Anyone who enrolls patients in clinical trials in 2014 can certainly understand the term “logistic toxicity” in reference to our current regulatory burden. In their elegant editorial on this topic recently published in the Journal of Clinical Oncology, Steensma and Kantarjian describe the cancer-like growth of 25 years of bureaucratically generated regulations that have been implemented without any testing or proof that safety is enhanced.1

For-profit commercial contract research organizations now harry researchers through a process riddled with ridiculous queries and clinically insignificant detail. Trials that could be written up, approved by an Institutional Review Board in a few months, and executed at a cost of less than $5000 per patient in the early 1990s now take more than 2 years to begin enrolling patients and cost more than $100,000 per patient to complete. No data that safety is enhanced by this increase in logistic toxicity have ever been provided or sought, but there is no doubt that drug development has been made much more costly and patient access to potentially lifesaving new drugs has been delayed or prevented (ie, they die before having access to a game-changing drug such as ibrutinib in chronic lymphocytic leukemia).

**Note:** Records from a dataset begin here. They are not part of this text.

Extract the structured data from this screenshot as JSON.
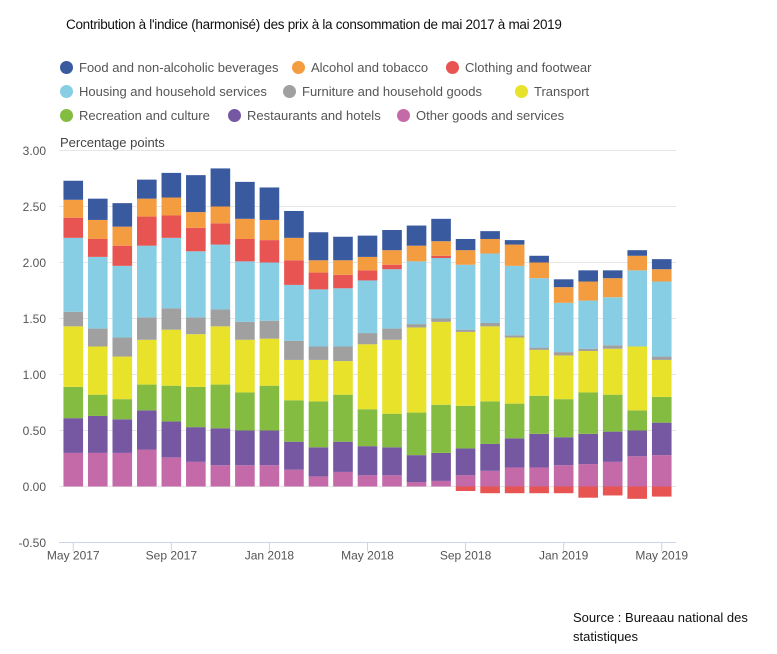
{
  "title": "Contribution à l'indice (harmonisé) des prix à la consommation de mai 2017 à mai 2019",
  "source": [
    "Source : Bureaau national des",
    "statistiques"
  ],
  "chart_data": {
    "type": "bar",
    "stacked": true,
    "title": "Contribution à l'indice (harmonisé) des prix à la consommation de mai 2017 à mai 2019",
    "ylabel": "Percentage points",
    "xlabel": "",
    "ylim": [
      -0.5,
      3.0
    ],
    "yticks": [
      "3.00",
      "2.50",
      "2.00",
      "1.50",
      "1.00",
      "0.50",
      "0.00",
      "-0.50"
    ],
    "ytick_values": [
      3.0,
      2.5,
      2.0,
      1.5,
      1.0,
      0.5,
      0.0,
      -0.5
    ],
    "grid": true,
    "legend_position": "top",
    "categories": [
      "May 2017",
      "Jun 2017",
      "Jul 2017",
      "Aug 2017",
      "Sep 2017",
      "Oct 2017",
      "Nov 2017",
      "Dec 2017",
      "Jan 2018",
      "Feb 2018",
      "Mar 2018",
      "Apr 2018",
      "May 2018",
      "Jun 2018",
      "Jul 2018",
      "Aug 2018",
      "Sep 2018",
      "Oct 2018",
      "Nov 2018",
      "Dec 2018",
      "Jan 2019",
      "Feb 2019",
      "Mar 2019",
      "Apr 2019",
      "May 2019"
    ],
    "xtick_labels": [
      {
        "index": 0,
        "label": "May 2017"
      },
      {
        "index": 4,
        "label": "Sep 2017"
      },
      {
        "index": 8,
        "label": "Jan 2018"
      },
      {
        "index": 12,
        "label": "May 2018"
      },
      {
        "index": 16,
        "label": "Sep 2018"
      },
      {
        "index": 20,
        "label": "Jan 2019"
      },
      {
        "index": 24,
        "label": "May 2019"
      }
    ],
    "series": [
      {
        "name": "Other goods and services",
        "color": "#c46aa8",
        "values": [
          0.3,
          0.3,
          0.3,
          0.33,
          0.26,
          0.22,
          0.19,
          0.19,
          0.19,
          0.15,
          0.09,
          0.13,
          0.1,
          0.1,
          0.04,
          0.05,
          0.1,
          0.14,
          0.17,
          0.17,
          0.19,
          0.2,
          0.22,
          0.27,
          0.28
        ]
      },
      {
        "name": "Restaurants and hotels",
        "color": "#7557a2",
        "values": [
          0.31,
          0.33,
          0.3,
          0.35,
          0.32,
          0.31,
          0.33,
          0.31,
          0.31,
          0.25,
          0.26,
          0.27,
          0.26,
          0.25,
          0.24,
          0.25,
          0.24,
          0.24,
          0.26,
          0.3,
          0.25,
          0.27,
          0.27,
          0.23,
          0.29
        ]
      },
      {
        "name": "Recreation and culture",
        "color": "#84bc41",
        "values": [
          0.28,
          0.19,
          0.18,
          0.23,
          0.32,
          0.36,
          0.39,
          0.34,
          0.4,
          0.37,
          0.41,
          0.42,
          0.33,
          0.3,
          0.38,
          0.43,
          0.38,
          0.38,
          0.31,
          0.34,
          0.34,
          0.37,
          0.33,
          0.18,
          0.23
        ]
      },
      {
        "name": "Transport",
        "color": "#e8e22a",
        "values": [
          0.54,
          0.43,
          0.38,
          0.4,
          0.5,
          0.47,
          0.52,
          0.47,
          0.42,
          0.36,
          0.37,
          0.3,
          0.58,
          0.66,
          0.76,
          0.74,
          0.66,
          0.67,
          0.59,
          0.41,
          0.39,
          0.37,
          0.41,
          0.57,
          0.33
        ]
      },
      {
        "name": "Furniture and household goods",
        "color": "#a0a0a0",
        "values": [
          0.13,
          0.16,
          0.17,
          0.2,
          0.19,
          0.15,
          0.15,
          0.16,
          0.16,
          0.17,
          0.12,
          0.13,
          0.1,
          0.1,
          0.03,
          0.03,
          0.02,
          0.03,
          0.02,
          0.02,
          0.03,
          0.02,
          0.03,
          0.0,
          0.03
        ]
      },
      {
        "name": "Housing and household services",
        "color": "#87cde3",
        "values": [
          0.66,
          0.64,
          0.64,
          0.64,
          0.63,
          0.59,
          0.58,
          0.54,
          0.52,
          0.5,
          0.51,
          0.52,
          0.47,
          0.53,
          0.56,
          0.54,
          0.58,
          0.62,
          0.62,
          0.62,
          0.44,
          0.43,
          0.43,
          0.68,
          0.67
        ]
      },
      {
        "name": "Clothing and footwear",
        "color": "#e85452",
        "values": [
          0.18,
          0.16,
          0.18,
          0.26,
          0.2,
          0.21,
          0.19,
          0.2,
          0.2,
          0.22,
          0.15,
          0.12,
          0.09,
          0.04,
          0.0,
          0.02,
          -0.04,
          -0.06,
          -0.06,
          -0.06,
          -0.06,
          -0.1,
          -0.08,
          -0.11,
          -0.09
        ]
      },
      {
        "name": "Alcohol and tobacco",
        "color": "#f49c40",
        "values": [
          0.16,
          0.17,
          0.17,
          0.16,
          0.16,
          0.14,
          0.15,
          0.18,
          0.18,
          0.2,
          0.11,
          0.13,
          0.12,
          0.13,
          0.14,
          0.13,
          0.13,
          0.13,
          0.19,
          0.14,
          0.14,
          0.17,
          0.17,
          0.13,
          0.11
        ]
      },
      {
        "name": "Food and non-alcoholic beverages",
        "color": "#3a5aa0",
        "values": [
          0.17,
          0.19,
          0.21,
          0.17,
          0.22,
          0.33,
          0.34,
          0.33,
          0.29,
          0.24,
          0.25,
          0.21,
          0.19,
          0.18,
          0.18,
          0.2,
          0.1,
          0.07,
          0.04,
          0.06,
          0.07,
          0.1,
          0.07,
          0.05,
          0.09
        ]
      }
    ]
  },
  "legend": [
    {
      "label": "Food and non-alcoholic beverages",
      "color": "#3a5aa0"
    },
    {
      "label": "Alcohol and tobacco",
      "color": "#f49c40"
    },
    {
      "label": "Clothing and footwear",
      "color": "#e85452"
    },
    {
      "label": "Housing and household services",
      "color": "#87cde3"
    },
    {
      "label": "Furniture and household goods",
      "color": "#a0a0a0"
    },
    {
      "label": "Transport",
      "color": "#e8e22a"
    },
    {
      "label": "Recreation and culture",
      "color": "#84bc41"
    },
    {
      "label": "Restaurants and hotels",
      "color": "#7557a2"
    },
    {
      "label": "Other goods and services",
      "color": "#c46aa8"
    }
  ]
}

Everyone could probably conjure a different example of logistic toxicity in oncology; for example, why isn’t one aspect of “meaningful use” to ensure that electronic health record (EHR) systems are able to communicate with one another? Unlike de Tocqueville,2 I do not believe that we are inevitably destined to have our innovations and energies compressed by a web of complexity and regulation. I think we need to forcefully advocate for solutions to these problems for ourselves and for our patients. Possible solutions include:

  1. My patient with the small breast cancer could have been managed with intraoperative radiation. The technology is available and has been shown to have acceptable comparability to standard approaches. Although it is possible there is a modest increased chance of local recurrence with the novel approach, subsequent mastectomy will still be curable in the vast majority of such patients. Why does better have to be the enemy of good?
  2. Financial aid for expensive oral oncolytics could be simplified by all pharmaceutical and biotechnology companies using the same standard form, as is done for college admissions, requesting the minimal required data. Just as some colleges ask for an additional essay, companies could still ask for 1 or 2 unique items as an addendum to the basic form. Financial counselors would become facile with this uniform approach, and more patients would get the financial assistance they need to pay for these critical medications
  3. We could pay for generic drugs by one of the several successful formulas used in European countries or we could pay ASP + 50% for mature generic oncology drugs. This latter approach would provide a strong economic incentive for companies to continue manufacturing the drugs and would provide a similar incentive for oncologists to prescribe these lower-­cost drugs in lieu of more costly branded agents
  4. Clinical trials should be standardized, streamlined, and automated with the help of experienced clinical researchers and modern computer technology to staunch the avalanche of paper and irrelevant minutiae that are smothering clinical trial execution (and hopefully rid us of the parasitic contract research organizations at the same time). Only things that are needed to ensure patient safety and iden­tify meaningful efficacy and toxicity would be included in the protocols
  5. One last thing…EHR systems should talk to each other.



References

  1. Steensma DP, Kantarjian HM. Impact of cancer research bureaucracy on innovation, costs, and patient care. J Clin Oncol. 2014;32:376-378.
  2. de Tocqueville A. “Soft Despotism.” In: Democracy in America. Vol II. Book 4;1840.